Más adelante, a la derecha, hay un macizo de rocas desde el que seguro podremos orientarnos mejor y ver qué hay a nuestro alrededor. Por eso me ofrezco voluntario para escalarlo, algo que el capitán aprueba con un simple gesto de cabeza –ya he dicho que el hombre es muy suyo– mientras el resto forma en posición defensiva. Así me aparto de mis compañeros y me dispongo a trepar con mucho ojo de dónde pongo pies y manos, no vaya a ser que lo que no han conseguido nuestros enemigos lo logre yo solo despeñándome por falta de cuidado. El viento casi me tira en más de una ocasión pero consigo dominar la situación aferrándome fuertemente a la roca desnuda, ascendiendo unos quince metros hasta llegar a la cumbre. Arriba hay espacio para estar de pie sin problemas, por lo que me coloco orientado hacia el oeste y echo un vistazo haciendo visera con la mano.
Ahora entiendo por qué no hemos visto ninguna unidad montada aparte de a la que hemos vencido al amanecer.
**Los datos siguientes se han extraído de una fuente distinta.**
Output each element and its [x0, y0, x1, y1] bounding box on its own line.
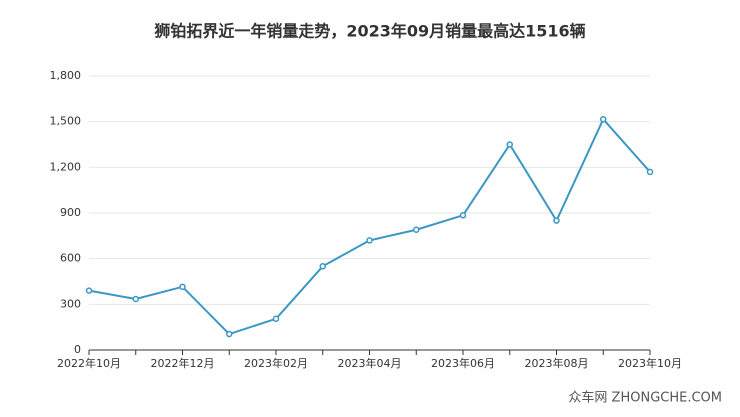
point: [413, 226, 420, 233]
point: [553, 217, 560, 224]
chart-title: 狮铂拓界近一年销量走势，2023年09月销量最高达1516辆: [153, 22, 585, 41]
point: [85, 287, 93, 294]
y-tick-label: 900: [60, 206, 81, 219]
point: [132, 295, 139, 303]
x-tick-label: 2023年10月: [618, 356, 682, 370]
point: [226, 330, 233, 338]
point: [646, 168, 654, 176]
y-tick-label: 300: [60, 297, 81, 310]
line: [88, 117, 651, 336]
point: [366, 237, 373, 244]
x-tick-label: 2022年12月: [151, 356, 215, 370]
point: [459, 212, 467, 219]
point: [272, 315, 280, 323]
point: [506, 141, 513, 148]
y-tick-label: 1,200: [50, 160, 82, 173]
x-tick-label: 2023年02月: [244, 356, 308, 370]
x-tick-label: 2022年10月: [57, 356, 121, 370]
y-tick-label: 600: [60, 252, 81, 265]
point: [319, 263, 326, 270]
watermark: 众车网 ZHONGCHE.COM: [568, 390, 722, 406]
x-tick-label: 2023年08月: [525, 356, 589, 370]
x-tick-label: 2023年04月: [338, 356, 402, 370]
x-tick-label: 2023年06月: [431, 356, 495, 370]
point: [600, 115, 607, 123]
y-tick-label: 0: [74, 343, 81, 356]
y-tick-label: 1,800: [50, 69, 82, 82]
y-tick-label: 1,500: [50, 115, 82, 128]
point: [179, 283, 186, 291]
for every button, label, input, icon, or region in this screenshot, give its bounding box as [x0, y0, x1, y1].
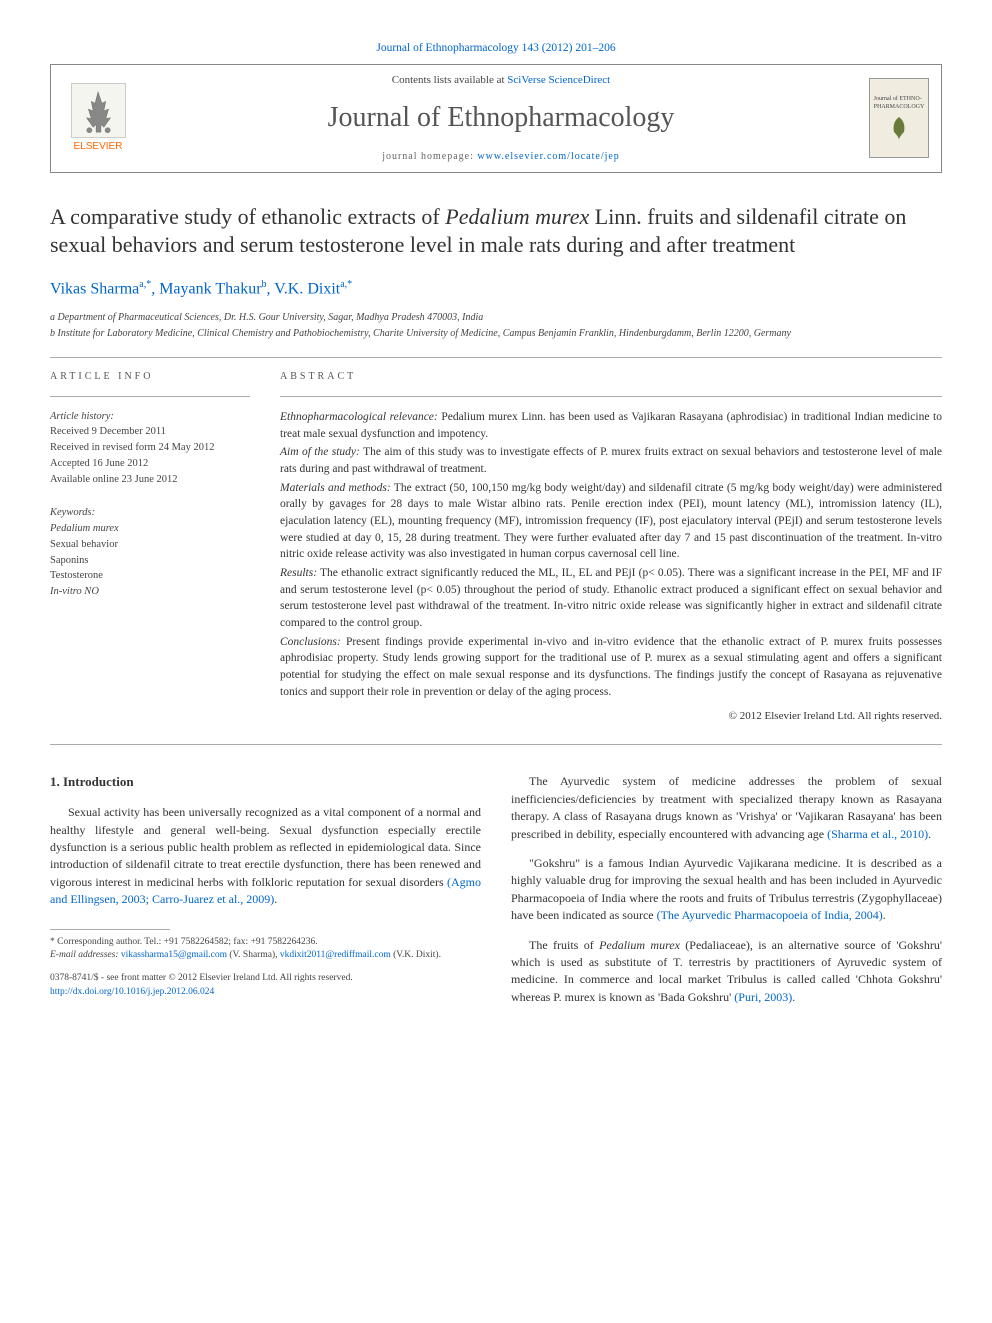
intro-p1-end: . — [274, 892, 277, 906]
sciencedirect-link[interactable]: SciVerse ScienceDirect — [507, 74, 610, 86]
citation-puri[interactable]: (Puri, 2003) — [734, 990, 792, 1004]
email-sharma[interactable]: vikassharma15@gmail.com — [121, 950, 227, 960]
intro-para-1: Sexual activity has been universally rec… — [50, 804, 481, 908]
cover-text: Journal of ETHNO-PHARMACOLOGY — [874, 95, 925, 112]
doi-link[interactable]: http://dx.doi.org/10.1016/j.jep.2012.06.… — [50, 987, 214, 997]
homepage-prefix: journal homepage: — [382, 151, 477, 162]
divider — [50, 357, 942, 358]
authors: Vikas Sharmaa,*, Mayank Thakurb, V.K. Di… — [50, 278, 942, 301]
email-line: E-mail addresses: vikassharma15@gmail.co… — [50, 949, 481, 962]
journal-title: Journal of Ethnopharmacology — [148, 98, 854, 137]
footnote-separator — [50, 929, 170, 930]
copyright: © 2012 Elsevier Ireland Ltd. All rights … — [280, 709, 942, 725]
introduction-heading: 1. Introduction — [50, 773, 481, 792]
cover-leaf-icon — [884, 112, 914, 142]
email-sharma-who: (V. Sharma), — [227, 950, 277, 960]
abstract-conclusions-text: Present findings provide experimental in… — [280, 636, 942, 698]
right-p3-species: Pedalium murex — [599, 938, 680, 952]
keyword-5-text: In-vitro NO — [50, 586, 99, 597]
abstract-results-text: The ethanolic extract significantly redu… — [280, 567, 942, 629]
article-history: Article history: Received 9 December 201… — [50, 409, 250, 488]
article-info-heading: article info — [50, 370, 250, 384]
abstract-aim-label: Aim of the study: — [280, 446, 360, 458]
keyword-4: Testosterone — [50, 568, 250, 584]
right-p3a: The fruits of — [529, 938, 599, 952]
contents-prefix: Contents lists available at — [392, 74, 507, 86]
article-title: A comparative study of ethanolic extract… — [50, 203, 942, 260]
right-para-2: "Gokshru" is a famous Indian Ayurvedic V… — [511, 855, 942, 925]
keyword-1-text: Pedalium murex — [50, 523, 119, 534]
keywords-label: Keywords: — [50, 505, 250, 521]
intro-p1-text: Sexual activity has been universally rec… — [50, 805, 481, 889]
author-2: Mayank Thakur — [159, 280, 261, 297]
abstract-aim-text: The aim of this study was to investigate… — [280, 446, 942, 475]
issn-line: 0378-8741/$ - see front matter © 2012 El… — [50, 972, 481, 985]
abstract-conclusions-label: Conclusions: — [280, 636, 341, 648]
journal-header: ELSEVIER Contents lists available at Sci… — [50, 64, 942, 173]
title-pre: A comparative study of ethanolic extract… — [50, 204, 445, 229]
footnotes: * Corresponding author. Tel.: +91 758226… — [50, 936, 481, 963]
body-columns: 1. Introduction Sexual activity has been… — [50, 773, 942, 1018]
author-3: V.K. Dixit — [274, 280, 340, 297]
abstract-divider — [280, 396, 942, 397]
body-left-column: 1. Introduction Sexual activity has been… — [50, 773, 481, 1018]
abstract-methods: Materials and methods: The extract (50, … — [280, 480, 942, 563]
abstract: abstract Ethnopharmacological relevance:… — [280, 370, 942, 725]
homepage-line: journal homepage: www.elsevier.com/locat… — [148, 150, 854, 164]
contents-line: Contents lists available at SciVerse Sci… — [148, 73, 854, 88]
author-2-affil: b — [262, 279, 267, 290]
history-revised: Received in revised form 24 May 2012 — [50, 440, 250, 456]
email-label: E-mail addresses: — [50, 950, 119, 960]
abstract-conclusions: Conclusions: Present findings provide ex… — [280, 634, 942, 701]
abstract-results-label: Results: — [280, 567, 317, 579]
affiliations: a Department of Pharmaceutical Sciences,… — [50, 311, 942, 341]
homepage-link[interactable]: www.elsevier.com/locate/jep — [477, 151, 619, 162]
email-dixit[interactable]: vkdixit2011@rediffmail.com — [280, 950, 391, 960]
body-divider — [50, 744, 942, 745]
history-label: Article history: — [50, 409, 250, 425]
history-received: Received 9 December 2011 — [50, 424, 250, 440]
article-info: article info Article history: Received 9… — [50, 370, 250, 725]
elsevier-name: ELSEVIER — [74, 140, 123, 154]
doi-block: 0378-8741/$ - see front matter © 2012 El… — [50, 972, 481, 999]
right-para-1: The Ayurvedic system of medicine address… — [511, 773, 942, 843]
keywords: Keywords: Pedalium murex Sexual behavior… — [50, 505, 250, 600]
elsevier-tree-icon — [71, 83, 126, 138]
keyword-5: In-vitro NO — [50, 584, 250, 600]
keyword-1: Pedalium murex — [50, 521, 250, 537]
body-right-column: The Ayurvedic system of medicine address… — [511, 773, 942, 1018]
journal-reference: Journal of Ethnopharmacology 143 (2012) … — [50, 40, 942, 56]
abstract-methods-label: Materials and methods: — [280, 482, 391, 494]
journal-cover-thumbnail: Journal of ETHNO-PHARMACOLOGY — [869, 78, 929, 158]
title-species: Pedalium murex — [445, 204, 589, 229]
right-p2-end: . — [883, 908, 886, 922]
corresponding-author: * Corresponding author. Tel.: +91 758226… — [50, 936, 481, 949]
abstract-relevance: Ethnopharmacological relevance: Pedalium… — [280, 409, 942, 442]
info-abstract-row: article info Article history: Received 9… — [50, 370, 942, 725]
keyword-2: Sexual behavior — [50, 537, 250, 553]
right-p1-end: . — [928, 827, 931, 841]
abstract-results: Results: The ethanolic extract significa… — [280, 565, 942, 632]
author-3-affil: a,* — [340, 279, 352, 290]
author-1-affil: a,* — [139, 279, 151, 290]
abstract-aim: Aim of the study: The aim of this study … — [280, 444, 942, 477]
citation-ayurvedic[interactable]: (The Ayurvedic Pharmacopoeia of India, 2… — [657, 908, 883, 922]
right-para-3: The fruits of Pedalium murex (Pedaliacea… — [511, 937, 942, 1007]
elsevier-logo: ELSEVIER — [63, 78, 133, 158]
abstract-relevance-label: Ethnopharmacological relevance: — [280, 411, 438, 423]
header-center: Contents lists available at SciVerse Sci… — [148, 73, 854, 164]
author-1: Vikas Sharma — [50, 280, 139, 297]
history-online: Available online 23 June 2012 — [50, 472, 250, 488]
email-dixit-who: (V.K. Dixit). — [391, 950, 441, 960]
citation-sharma[interactable]: (Sharma et al., 2010) — [827, 827, 928, 841]
keyword-3: Saponins — [50, 553, 250, 569]
abstract-heading: abstract — [280, 370, 942, 385]
affiliation-b: b Institute for Laboratory Medicine, Cli… — [50, 327, 942, 341]
history-accepted: Accepted 16 June 2012 — [50, 456, 250, 472]
info-divider — [50, 396, 250, 397]
right-p3-end: . — [792, 990, 795, 1004]
affiliation-a: a Department of Pharmaceutical Sciences,… — [50, 311, 942, 325]
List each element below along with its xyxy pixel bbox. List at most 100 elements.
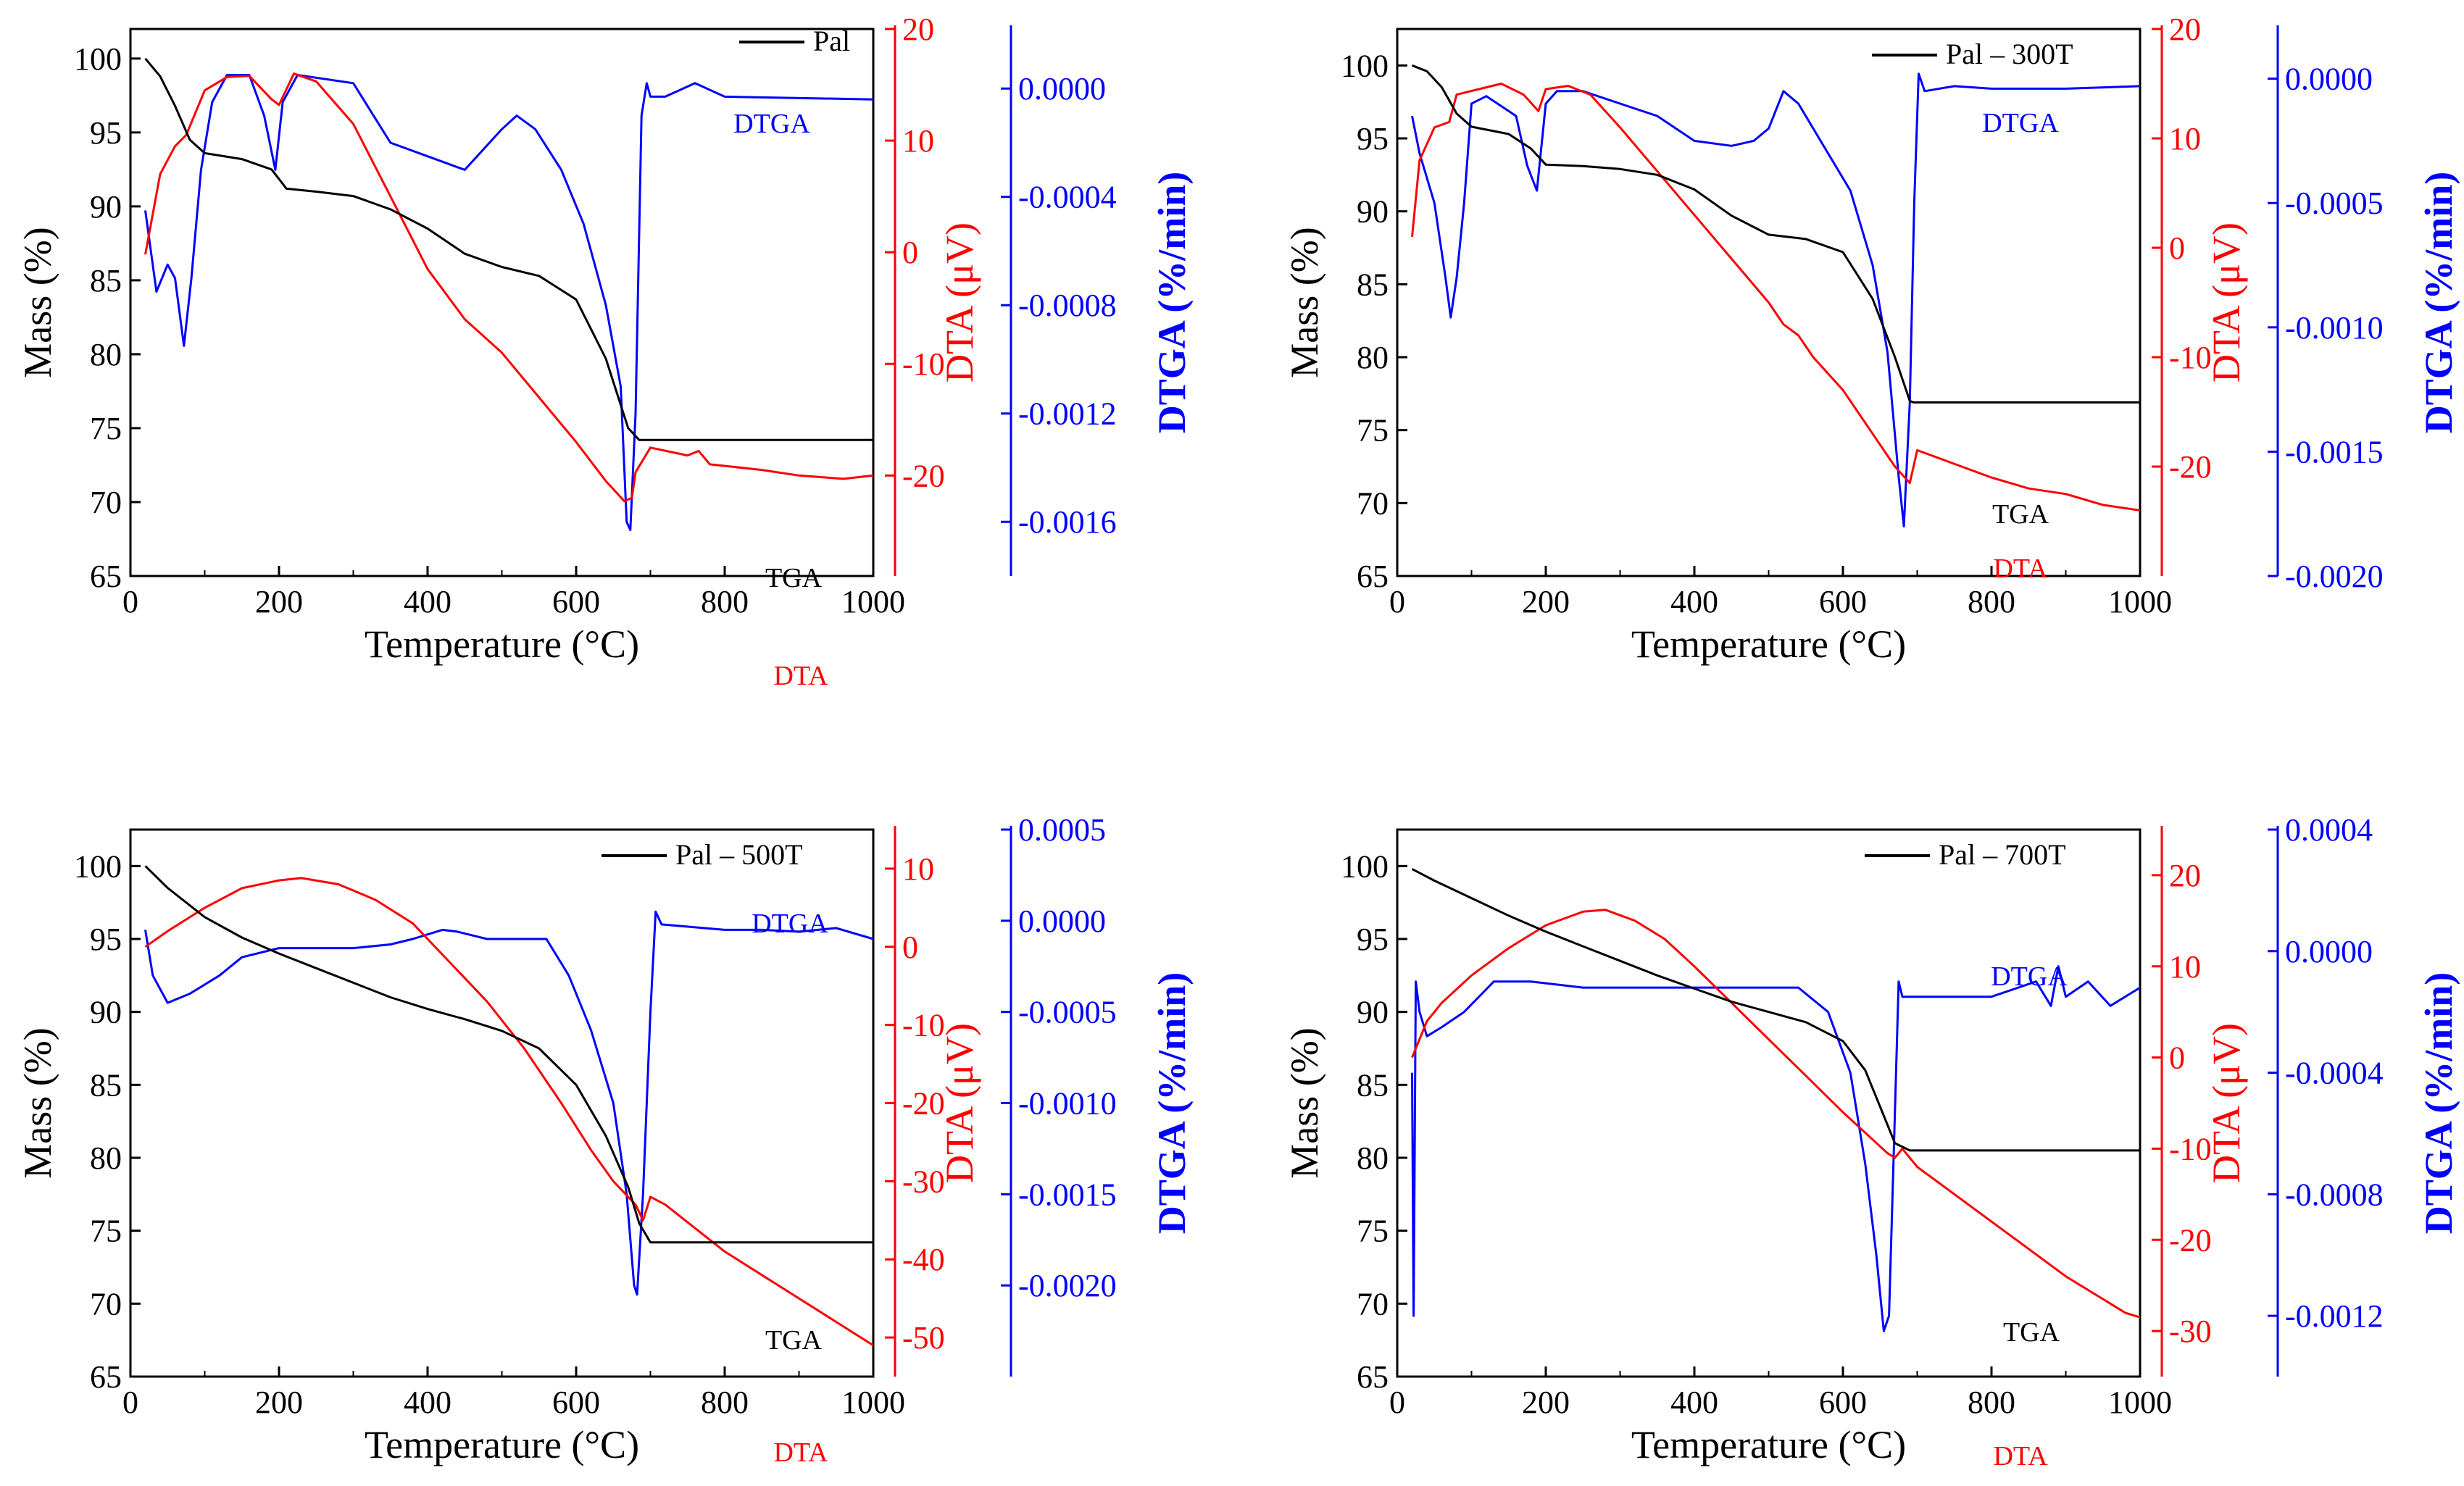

El enemigo las ha debido de estar guardando para futuras fases de la contienda porque lejos, al oeste, veo un campamento de caballería pesada, y más cerca unos arcabuceros a caballo y una columna de caballería ligera lista para formar. Solamente han bajado a la explanada los hombres a pie, deduzco que en un intento de aprovechar toda la fuerza de los rocines en las cargas pendiente abajo cuando nos decidiésemos a asaltar su posición. Un excelente uso de la geografía, hay que reconocerlo. No creo que nuestros enemigos tengan ninguna intención de buscar el cuerpo a cuerpo: vamos a tener que ser nosotros, en misiones suicidas como la que está llevando acabo mi compañía, los que vayamos a su encuentro rezando por salir bien parados.
Sigo oteando la lejanía cuando un ruido a mi espalda llama mi atención. Con cuidado voy girando y de pronto cruzo la mirada con tres hombres que me observan con cara de no comprender qué hago en lo alto del promontorio. Son arqueros enemigos, y a unos veinte pasos está el resto de su compañía. Que Dios nos coja confesados.